I think the current (pre-Component) implementation in AICI is helpful to look at:
- Module implementing mmap https://github.com/microsoft/aici/blob/main/aicirt/src/shm.rs
- In the host, prior to calling the imported function
aici_mid_process
, we set up (zeroes or initializes memory inShm
) which is long-lived: https://github.com/microsoft/aici/blob/main/aicirt/src/moduleinstance.rs#L261-L274 - In the host, an exported method for "returning" logits by directly reading caller memory and writing it into shared logit bias memory shared with the LLM: https://github.com/microsoft/aici/blob/main/aicirt/src/hostimpl.rs#L458-L478
Due to the reasons you've described above, it's not easy today to share the memory; instead and I believe to further reduce overheads a bitmask is used. But it would be great, I think, to fully obviate the need for the bitmask and without compromise by enabling the host to export functions which loan memory to a guest (a la externref
, etc.) to work on data without copy overhead.
Even better if this works with this shared memory, because I think it would allow AICI runtime host to be almost entirely "hands off" on the shared memory and the inner loop as it acts as an intermediary between the LLM and the AICI controller guests.

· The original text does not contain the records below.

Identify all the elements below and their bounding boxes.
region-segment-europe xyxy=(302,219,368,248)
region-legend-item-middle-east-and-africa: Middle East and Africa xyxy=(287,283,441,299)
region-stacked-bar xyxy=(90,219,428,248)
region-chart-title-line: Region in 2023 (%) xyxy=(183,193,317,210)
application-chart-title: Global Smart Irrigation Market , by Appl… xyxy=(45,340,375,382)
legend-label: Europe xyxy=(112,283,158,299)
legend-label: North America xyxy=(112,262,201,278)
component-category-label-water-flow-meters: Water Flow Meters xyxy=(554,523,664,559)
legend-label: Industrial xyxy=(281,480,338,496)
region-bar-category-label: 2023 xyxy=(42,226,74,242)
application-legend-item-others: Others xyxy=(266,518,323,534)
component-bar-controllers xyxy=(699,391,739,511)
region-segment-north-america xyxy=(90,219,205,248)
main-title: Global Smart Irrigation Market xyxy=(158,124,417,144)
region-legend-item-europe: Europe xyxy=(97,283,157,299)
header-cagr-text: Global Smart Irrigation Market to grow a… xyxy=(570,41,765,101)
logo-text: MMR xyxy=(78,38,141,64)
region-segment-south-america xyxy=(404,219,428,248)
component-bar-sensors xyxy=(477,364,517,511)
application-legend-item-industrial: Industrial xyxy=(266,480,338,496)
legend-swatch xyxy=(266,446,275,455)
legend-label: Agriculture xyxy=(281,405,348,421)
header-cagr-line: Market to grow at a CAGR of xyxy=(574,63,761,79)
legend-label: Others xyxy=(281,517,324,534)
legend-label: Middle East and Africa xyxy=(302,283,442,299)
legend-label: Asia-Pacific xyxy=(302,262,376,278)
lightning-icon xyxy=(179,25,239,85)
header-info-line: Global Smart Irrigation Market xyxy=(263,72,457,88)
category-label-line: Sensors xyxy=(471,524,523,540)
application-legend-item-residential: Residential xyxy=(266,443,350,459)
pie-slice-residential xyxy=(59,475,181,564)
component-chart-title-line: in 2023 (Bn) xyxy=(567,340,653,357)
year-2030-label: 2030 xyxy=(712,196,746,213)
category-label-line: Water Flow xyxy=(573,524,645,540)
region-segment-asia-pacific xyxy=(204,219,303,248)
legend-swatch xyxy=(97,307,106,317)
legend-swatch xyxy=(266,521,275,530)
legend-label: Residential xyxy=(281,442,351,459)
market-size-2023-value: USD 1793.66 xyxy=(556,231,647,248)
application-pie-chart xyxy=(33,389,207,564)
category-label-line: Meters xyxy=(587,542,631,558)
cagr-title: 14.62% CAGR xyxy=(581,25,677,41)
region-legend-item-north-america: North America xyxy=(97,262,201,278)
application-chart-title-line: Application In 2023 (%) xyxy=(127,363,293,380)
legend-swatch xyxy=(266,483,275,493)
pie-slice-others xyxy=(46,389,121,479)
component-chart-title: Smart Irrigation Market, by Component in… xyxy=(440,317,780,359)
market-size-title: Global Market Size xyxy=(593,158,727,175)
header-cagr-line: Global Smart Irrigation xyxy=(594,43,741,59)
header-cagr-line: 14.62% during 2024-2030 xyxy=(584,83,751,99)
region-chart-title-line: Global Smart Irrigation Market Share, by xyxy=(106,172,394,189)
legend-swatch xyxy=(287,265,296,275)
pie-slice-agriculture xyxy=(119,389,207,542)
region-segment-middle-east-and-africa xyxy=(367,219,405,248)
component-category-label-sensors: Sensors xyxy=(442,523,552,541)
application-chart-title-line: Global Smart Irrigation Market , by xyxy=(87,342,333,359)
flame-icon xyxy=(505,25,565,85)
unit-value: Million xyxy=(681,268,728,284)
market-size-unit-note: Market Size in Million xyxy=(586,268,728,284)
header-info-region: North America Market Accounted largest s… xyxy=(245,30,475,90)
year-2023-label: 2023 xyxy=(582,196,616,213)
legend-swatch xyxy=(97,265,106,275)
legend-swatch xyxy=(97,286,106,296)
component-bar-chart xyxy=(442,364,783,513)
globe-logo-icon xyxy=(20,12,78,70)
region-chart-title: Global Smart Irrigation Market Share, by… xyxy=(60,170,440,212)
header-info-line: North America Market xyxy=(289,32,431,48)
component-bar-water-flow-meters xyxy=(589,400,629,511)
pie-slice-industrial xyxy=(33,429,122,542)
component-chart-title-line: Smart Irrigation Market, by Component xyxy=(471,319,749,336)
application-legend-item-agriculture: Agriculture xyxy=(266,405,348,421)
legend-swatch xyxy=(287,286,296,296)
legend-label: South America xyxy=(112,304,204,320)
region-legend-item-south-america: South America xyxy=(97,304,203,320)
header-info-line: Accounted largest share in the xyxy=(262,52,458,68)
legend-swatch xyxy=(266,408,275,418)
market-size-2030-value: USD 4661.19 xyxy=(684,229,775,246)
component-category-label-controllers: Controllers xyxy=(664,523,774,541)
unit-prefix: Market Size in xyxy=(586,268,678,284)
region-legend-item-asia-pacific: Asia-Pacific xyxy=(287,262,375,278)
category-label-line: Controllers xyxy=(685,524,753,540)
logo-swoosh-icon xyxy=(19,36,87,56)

This would give the guests the ability to write full logit maps, even participate in the sampling step of the LLM.
Thanks for all the links, that definitely helps paint a better picture of the system we're talking about.
I didn't read all the code, so I may be missing the bigger picture, but from my brief reading, it looks like the shmem is being mmap'ed into a location outside of wasm's default linear memory (pointed to by logit_ptr
) and then aici_host_return_logit_bias
is copying out of wasm's linear memory (via read_caller_mem
) into logit_ptr
. Thus, if you were to transition aici_host_return_logit_bias
to WIT using a list<u8>
, the host implementation would be passed an i32
offset into linear memory (just like it is now) and the same copy-into-shmem could happen in the host and there would be no regression.
It is worth asking how we could further improve upon this situation by even fancier mapping techniques, that further reduced copying, of course. But at least, if I'm not missing something, we'd not be regressing things as-is, so we could open this up as a future optimization discussion.